BOISE, Idaho — Last Saturday's SpaceX launch marks the first time in nearly a decade astronauts have gone into orbit from US soil. It reignited a fascination with space travel for many, including local students.
"I pretty much had my computer streaming the live stream nonstop upwards of 6 hours before launch up until they docked and a little while after," said NNU student Ben Campbell.
Campbell is a space enthusiast, Elon Musk fan, and one of the students at NNU who's worked on the school's MakerSat satellites.
"Most recently we've had MakerSat-1 which is the followup to MakerSat-0, that got launched just this December a few months ago, and then deployed at the international space station in February," said Campbell,
"That's been in orbit now for a few months, and we've been looking at data processing over the past few months."
The historic launch reignites the passion students have to keep going in the field, and even begin new ventures.
"What I want to do is make it, so launch opportunities are available for much smaller entities that don't quite have the budget of NASA or SpaceX," said Campbell.

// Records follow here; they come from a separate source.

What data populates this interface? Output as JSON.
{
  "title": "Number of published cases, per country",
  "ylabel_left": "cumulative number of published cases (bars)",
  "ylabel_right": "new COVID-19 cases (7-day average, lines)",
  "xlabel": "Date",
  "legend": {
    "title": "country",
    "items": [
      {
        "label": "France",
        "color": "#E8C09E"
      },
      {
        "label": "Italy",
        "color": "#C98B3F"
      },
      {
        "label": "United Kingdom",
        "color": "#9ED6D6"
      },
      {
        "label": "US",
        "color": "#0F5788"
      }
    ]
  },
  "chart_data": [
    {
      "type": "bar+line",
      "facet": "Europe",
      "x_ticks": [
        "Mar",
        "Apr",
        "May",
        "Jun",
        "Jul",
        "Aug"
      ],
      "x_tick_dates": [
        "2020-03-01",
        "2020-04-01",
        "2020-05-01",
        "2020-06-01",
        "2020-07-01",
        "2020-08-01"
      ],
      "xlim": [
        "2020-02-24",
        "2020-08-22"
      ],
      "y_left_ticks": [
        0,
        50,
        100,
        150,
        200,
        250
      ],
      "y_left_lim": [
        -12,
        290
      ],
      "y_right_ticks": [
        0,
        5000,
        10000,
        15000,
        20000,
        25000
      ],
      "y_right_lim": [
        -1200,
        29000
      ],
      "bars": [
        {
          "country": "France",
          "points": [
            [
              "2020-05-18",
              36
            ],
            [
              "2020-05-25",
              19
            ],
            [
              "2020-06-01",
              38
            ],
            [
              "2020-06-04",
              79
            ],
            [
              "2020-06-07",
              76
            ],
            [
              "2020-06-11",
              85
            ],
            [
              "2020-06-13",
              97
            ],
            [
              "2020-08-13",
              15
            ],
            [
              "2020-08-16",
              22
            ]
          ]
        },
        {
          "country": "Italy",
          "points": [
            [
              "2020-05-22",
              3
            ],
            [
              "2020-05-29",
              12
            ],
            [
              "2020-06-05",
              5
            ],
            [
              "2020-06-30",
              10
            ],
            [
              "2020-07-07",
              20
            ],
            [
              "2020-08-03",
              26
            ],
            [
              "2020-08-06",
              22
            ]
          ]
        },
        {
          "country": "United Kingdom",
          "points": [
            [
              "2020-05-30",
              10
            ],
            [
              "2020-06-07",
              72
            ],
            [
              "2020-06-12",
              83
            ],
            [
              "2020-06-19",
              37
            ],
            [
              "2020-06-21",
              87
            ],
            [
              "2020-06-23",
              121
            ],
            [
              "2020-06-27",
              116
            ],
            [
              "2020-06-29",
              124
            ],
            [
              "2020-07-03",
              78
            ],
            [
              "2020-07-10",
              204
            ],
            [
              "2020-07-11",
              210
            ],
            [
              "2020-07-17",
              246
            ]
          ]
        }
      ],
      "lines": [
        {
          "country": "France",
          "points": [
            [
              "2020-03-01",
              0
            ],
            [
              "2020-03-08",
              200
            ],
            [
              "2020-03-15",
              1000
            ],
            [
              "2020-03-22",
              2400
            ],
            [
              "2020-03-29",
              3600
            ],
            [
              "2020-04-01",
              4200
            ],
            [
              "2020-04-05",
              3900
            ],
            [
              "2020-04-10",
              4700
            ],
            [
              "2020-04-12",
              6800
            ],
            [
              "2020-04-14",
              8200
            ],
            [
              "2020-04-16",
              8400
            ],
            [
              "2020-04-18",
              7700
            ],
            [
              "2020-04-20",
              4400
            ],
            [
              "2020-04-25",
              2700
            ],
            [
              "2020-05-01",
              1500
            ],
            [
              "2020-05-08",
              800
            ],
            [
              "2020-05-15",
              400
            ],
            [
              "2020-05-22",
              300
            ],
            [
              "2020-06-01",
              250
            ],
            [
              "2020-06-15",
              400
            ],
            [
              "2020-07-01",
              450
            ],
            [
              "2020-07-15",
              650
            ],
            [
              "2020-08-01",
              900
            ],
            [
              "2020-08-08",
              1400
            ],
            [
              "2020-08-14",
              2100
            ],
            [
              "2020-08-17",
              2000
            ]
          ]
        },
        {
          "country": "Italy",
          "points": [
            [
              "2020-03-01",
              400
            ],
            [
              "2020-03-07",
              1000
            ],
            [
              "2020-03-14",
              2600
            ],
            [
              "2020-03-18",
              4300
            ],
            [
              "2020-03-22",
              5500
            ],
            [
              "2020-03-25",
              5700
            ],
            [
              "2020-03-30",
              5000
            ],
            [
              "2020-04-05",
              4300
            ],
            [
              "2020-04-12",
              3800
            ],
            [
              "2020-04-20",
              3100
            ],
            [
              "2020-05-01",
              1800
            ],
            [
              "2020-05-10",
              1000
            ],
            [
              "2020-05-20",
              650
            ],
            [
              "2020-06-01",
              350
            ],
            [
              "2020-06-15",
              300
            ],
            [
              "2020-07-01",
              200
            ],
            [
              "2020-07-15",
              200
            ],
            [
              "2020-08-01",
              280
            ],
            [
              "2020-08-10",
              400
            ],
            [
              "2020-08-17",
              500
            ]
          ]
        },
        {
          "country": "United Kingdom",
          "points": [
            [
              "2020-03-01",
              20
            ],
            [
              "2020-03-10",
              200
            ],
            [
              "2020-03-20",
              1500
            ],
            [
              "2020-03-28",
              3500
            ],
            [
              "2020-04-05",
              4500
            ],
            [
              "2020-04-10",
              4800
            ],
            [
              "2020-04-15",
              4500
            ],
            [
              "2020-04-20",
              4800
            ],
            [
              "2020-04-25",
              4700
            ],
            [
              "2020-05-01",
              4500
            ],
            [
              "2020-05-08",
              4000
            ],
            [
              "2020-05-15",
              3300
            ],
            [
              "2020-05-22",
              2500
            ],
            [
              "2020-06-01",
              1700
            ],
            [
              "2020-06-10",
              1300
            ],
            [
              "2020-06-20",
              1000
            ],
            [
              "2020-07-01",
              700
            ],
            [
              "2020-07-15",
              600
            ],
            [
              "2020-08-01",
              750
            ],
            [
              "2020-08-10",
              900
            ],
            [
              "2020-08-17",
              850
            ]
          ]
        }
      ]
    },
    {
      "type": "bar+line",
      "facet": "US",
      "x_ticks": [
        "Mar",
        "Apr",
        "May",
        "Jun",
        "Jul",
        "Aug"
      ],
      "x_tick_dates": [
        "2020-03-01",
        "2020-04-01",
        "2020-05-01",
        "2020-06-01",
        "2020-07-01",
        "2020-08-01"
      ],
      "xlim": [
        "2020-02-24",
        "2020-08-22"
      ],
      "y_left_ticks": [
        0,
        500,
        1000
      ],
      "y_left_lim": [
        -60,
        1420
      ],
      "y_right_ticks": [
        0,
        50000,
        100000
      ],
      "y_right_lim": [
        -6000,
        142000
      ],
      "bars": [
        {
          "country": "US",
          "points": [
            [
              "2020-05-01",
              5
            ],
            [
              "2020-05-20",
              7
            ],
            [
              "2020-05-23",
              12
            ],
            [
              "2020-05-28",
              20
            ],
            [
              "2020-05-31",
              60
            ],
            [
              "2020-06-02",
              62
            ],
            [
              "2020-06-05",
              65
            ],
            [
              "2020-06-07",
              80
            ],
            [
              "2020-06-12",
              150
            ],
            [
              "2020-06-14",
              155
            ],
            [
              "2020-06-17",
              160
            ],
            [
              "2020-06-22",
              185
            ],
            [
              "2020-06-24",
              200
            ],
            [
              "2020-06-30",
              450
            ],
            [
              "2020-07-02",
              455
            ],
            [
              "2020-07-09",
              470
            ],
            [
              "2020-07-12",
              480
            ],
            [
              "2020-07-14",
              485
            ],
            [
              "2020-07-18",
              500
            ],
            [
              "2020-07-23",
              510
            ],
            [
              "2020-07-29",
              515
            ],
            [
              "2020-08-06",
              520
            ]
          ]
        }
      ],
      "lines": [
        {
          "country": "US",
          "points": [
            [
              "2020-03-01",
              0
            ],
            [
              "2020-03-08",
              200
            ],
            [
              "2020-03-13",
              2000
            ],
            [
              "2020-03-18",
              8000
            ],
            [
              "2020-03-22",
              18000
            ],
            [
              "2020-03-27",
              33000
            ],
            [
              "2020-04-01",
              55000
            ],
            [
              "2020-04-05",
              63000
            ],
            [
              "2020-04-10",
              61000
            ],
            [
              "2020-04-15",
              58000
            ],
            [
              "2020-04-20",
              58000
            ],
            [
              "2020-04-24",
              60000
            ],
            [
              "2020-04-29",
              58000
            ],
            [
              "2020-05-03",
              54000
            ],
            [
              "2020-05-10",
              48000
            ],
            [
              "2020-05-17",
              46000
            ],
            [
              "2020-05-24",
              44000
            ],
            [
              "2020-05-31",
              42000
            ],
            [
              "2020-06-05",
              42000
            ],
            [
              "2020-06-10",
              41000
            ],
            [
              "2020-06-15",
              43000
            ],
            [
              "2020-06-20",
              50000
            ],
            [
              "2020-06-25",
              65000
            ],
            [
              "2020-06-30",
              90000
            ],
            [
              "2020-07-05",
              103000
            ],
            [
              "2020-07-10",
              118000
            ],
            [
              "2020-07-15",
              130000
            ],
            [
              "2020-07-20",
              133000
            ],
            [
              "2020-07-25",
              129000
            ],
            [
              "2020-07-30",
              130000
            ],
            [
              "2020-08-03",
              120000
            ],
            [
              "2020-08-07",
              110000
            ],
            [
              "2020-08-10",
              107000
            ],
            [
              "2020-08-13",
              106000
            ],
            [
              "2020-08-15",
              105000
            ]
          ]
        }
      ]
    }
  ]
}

SpaceX focuses on reusability to bring down the total cost by reusing parts. However, retired NASA astronaut Steven Swanson says it's still too expensive for space tourism to be an immediate possibility.
"Now we can move that over and have it go to private people and do that SpaceX owns that vehicle, so that's a great step in that way, it's still going to be really, really expensive," said Swanson,
"so it's not going to be available for a lot of people for a while, but SpaceX is doing a good job of bringing down the cost for that first stage motor."
Swanson now serves as a distinguished educator at Boise State. He says the partnership between SpaceX and NASA has a promising future.
"I mean that was a great idea right there because we used SpaceX ability to be adaptive and learn quickly and move quickly, and NASA with all the experience but it didn't move quickly because it's a big bureaucratic organization, that combination worked well together, and we have this big vehicle that works really well."
Despite the expenses, it creates exciting prospects for students like Ben. He's now working on creating his own aerospace company, Sader Aerospace, but Campbell says he's taking it slow and is well aware of the time and experience it takes to get to a level like SpaceX.
"[Elon Musk] 's had billions of dollars to be able to flow through SpaceX and it's taken almost two decades to get people launched," said Campbell, "me, I'm a broke college student, probably going to take me a little longer to get to that."
Ben says it's in no way a full-fledged space program, and his current aim is creating the most overdone model rocket out there. For now, he's allowing himself plenty of time to reach his goal, and he'll add improvements and develop even more in the future.
"With space, we're starting to have a large commercialization starting now, and my guess is if I don't get in now, it's going to be way harder than trying to start in like 30 years or something. So the sooner I start, hopefully, the better chance I have of getting off the ground, pun fully intended," said Campbell.